Mary Anne se levantó con gran dificultad por el dolor de cabeza. Extrañó a su nana que siempre la ayudaba, pero sabía que si con algo la castigaba su padre, era con ella.
Cuando llegó abajo, su padre la esperaba a la entrada del despacho. Ella se paró a unos pasos de él, pero el hombre no hizo amago alguno de entrar, al contrario, caminó hacia la parte trasera de la casa. Mary Anne se extrañó, pero no dijo nada, simplemente lo siguió, no sabía qué pasaba, ella se esperó encontrar con un sermón, incluso, con algún tipo de reprimenda o castigo físico, pero ¿esto? No sabía qué pasaba.
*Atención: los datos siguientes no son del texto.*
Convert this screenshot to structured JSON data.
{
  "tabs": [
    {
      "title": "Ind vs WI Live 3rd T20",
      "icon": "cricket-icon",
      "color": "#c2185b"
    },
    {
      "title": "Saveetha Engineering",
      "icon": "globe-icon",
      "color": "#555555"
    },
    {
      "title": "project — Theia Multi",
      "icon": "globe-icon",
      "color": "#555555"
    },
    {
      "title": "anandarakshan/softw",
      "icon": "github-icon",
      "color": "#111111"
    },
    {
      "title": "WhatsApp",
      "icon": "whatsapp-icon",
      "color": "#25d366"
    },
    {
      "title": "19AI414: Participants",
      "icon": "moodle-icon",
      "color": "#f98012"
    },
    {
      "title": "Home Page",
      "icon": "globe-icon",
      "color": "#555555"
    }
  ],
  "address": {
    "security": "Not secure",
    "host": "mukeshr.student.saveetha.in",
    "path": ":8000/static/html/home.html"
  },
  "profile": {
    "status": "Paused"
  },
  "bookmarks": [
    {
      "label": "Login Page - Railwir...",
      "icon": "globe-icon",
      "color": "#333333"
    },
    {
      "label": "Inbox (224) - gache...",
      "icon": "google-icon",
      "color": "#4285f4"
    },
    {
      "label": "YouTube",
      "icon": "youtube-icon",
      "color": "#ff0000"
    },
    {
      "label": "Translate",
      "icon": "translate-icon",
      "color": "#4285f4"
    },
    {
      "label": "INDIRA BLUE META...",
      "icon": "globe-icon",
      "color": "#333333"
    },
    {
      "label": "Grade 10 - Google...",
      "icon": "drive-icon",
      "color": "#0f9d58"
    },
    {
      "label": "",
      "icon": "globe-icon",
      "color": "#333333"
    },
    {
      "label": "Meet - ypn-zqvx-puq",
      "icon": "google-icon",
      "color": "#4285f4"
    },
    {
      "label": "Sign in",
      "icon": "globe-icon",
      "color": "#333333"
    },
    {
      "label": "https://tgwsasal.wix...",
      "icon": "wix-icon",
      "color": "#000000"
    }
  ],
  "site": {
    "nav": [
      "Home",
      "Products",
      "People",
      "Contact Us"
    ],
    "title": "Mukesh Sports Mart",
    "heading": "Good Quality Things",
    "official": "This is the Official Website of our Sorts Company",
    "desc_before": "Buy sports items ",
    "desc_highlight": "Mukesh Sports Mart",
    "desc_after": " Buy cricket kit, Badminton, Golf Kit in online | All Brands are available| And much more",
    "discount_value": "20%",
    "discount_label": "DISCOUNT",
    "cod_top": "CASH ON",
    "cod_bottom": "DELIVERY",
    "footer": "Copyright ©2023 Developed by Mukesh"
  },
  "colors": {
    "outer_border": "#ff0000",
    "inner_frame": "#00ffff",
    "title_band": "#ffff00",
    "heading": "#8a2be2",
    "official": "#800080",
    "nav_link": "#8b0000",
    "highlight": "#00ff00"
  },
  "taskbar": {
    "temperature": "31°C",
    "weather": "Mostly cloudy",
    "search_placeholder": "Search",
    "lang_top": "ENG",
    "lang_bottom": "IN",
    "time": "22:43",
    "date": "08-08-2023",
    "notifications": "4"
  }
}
En silencio llegaron a las caballerizas y allí, atada a un poyo, estaba Margarita, su nana. Mary Anne quiso correr a sacarla de allí, pero su padre la sostuvo con firmeza, evitando que llegara a la mujer.
―¡No, papá! ¡Déjela! ¿Qué es esto? ―preguntó horrorizada la joven.
―Es su castigo, ya que Thomas tiene prohibido tocarla a usted, Margarita recibirá su castigo ―contestó con naturalidad el duque―. Me cansé de sus inconsciencias
―¡No! ―gritó Mary Anne―. ¡Eso es injusto! ¡No puede castigarla a ella! Yo cometí el error.
―¡Basta, Mary Anne! ―El hombre la sacudió con violencia y Mary Anne no pudo evitar llorar, no podía escurrirse de los firmes brazos de su padre, por más que luchó hasta cansarse.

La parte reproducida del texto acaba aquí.